Keeping these concepts in mind, when restoring a posterior tooth, aim to have occlusal contacts on areas on areas which will transmit force through the long axis of the tooth. These contacts exist on cusp tips on the functional cusp, in the central fissure and on marginal ridges (ideally the mesial ridge furthest from the muscle vector). When designing anterior occlusal contacts on natural teeth ideally we aim for point contact in MIP in a centralised area (2 contacts on mesial and distal marginal ridges or 1 contact in the cingulum). On laterotrusion we aim for contact only on the ipsilateral canine which causes immediate disclusion of the posterior teeth. This reduces the muscle forces slightly and ensures that there is minimal lateral force on the posterior teeth. As laterotrusion travels up the canine towards the incisal edge (which is the highest risk for fracturing the canine) we want a more anteriorised contact to be introduced (i.e to pick up a contact on the central incisal edge) which will force the muscle force to decrease even further in the high risk area. On protrusion we want to design even bilateral contacts on the slide forward on anterior teeth. Ideally we keep stresses off lateral incisors which are fairly fragile teeth with dainty root structures.

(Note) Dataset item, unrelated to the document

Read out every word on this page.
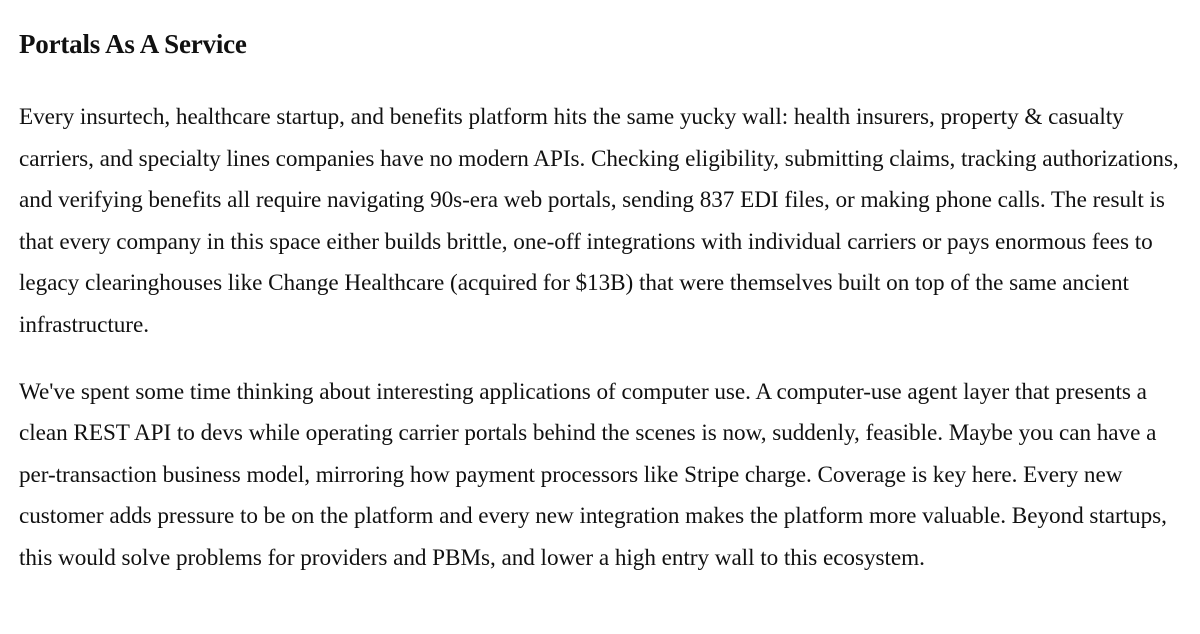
Portals As A Service

Every insurtech, healthcare startup, and benefits platform hits the same yucky wall: health insurers, property & casualty carriers, and specialty lines companies have no modern APIs. Checking eligibility, submitting claims, tracking authorizations, and verifying benefits all require navigating 90s-era web portals, sending 837 EDI files, or making phone calls. The result is that every company in this space either builds brittle, one-off integrations with individual carriers or pays enormous fees to legacy clearinghouses like Change Healthcare (acquired for $13B) that were themselves built on top of the same ancient infrastructure.

We've spent some time thinking about interesting applications of computer use. A computer-use agent layer that presents a clean REST API to devs while operating carrier portals behind the scenes is now, suddenly, feasible. Maybe you can have a per-transaction business model, mirroring how payment processors like Stripe charge. Coverage is key here. Every new customer adds pressure to be on the platform and every new integration makes the platform more valuable. Beyond startups, this would solve problems for providers and PBMs, and lower a high entry wall to this ecosystem.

To lower the stresses on anterior teeth we can design the occlusion to minimise the overbite and maximise the overjet. removal of sharp enamel edges on leading and trailing edges will avoid stress concentrations in high risk transition zones.
These points are not recipe steps for how to design occlusions but a general conceptual overview as to what increases and what decreases the force and you will make decisions based on the current situation and the aim of treatment.
Tension in dentistry can undo many hours of planning and can be a headache for you and your patient. This reinforces the importance of designing your treatment plans and material choices in risky cases. Extra time put into considering the planning can save you significant amounts of time and money as well as reputation down the line fixing broken work. If something you have completed fails then be sure to ask yourself why this has happened and try to ensure that you take steps to avoid the same thing from happening in the future.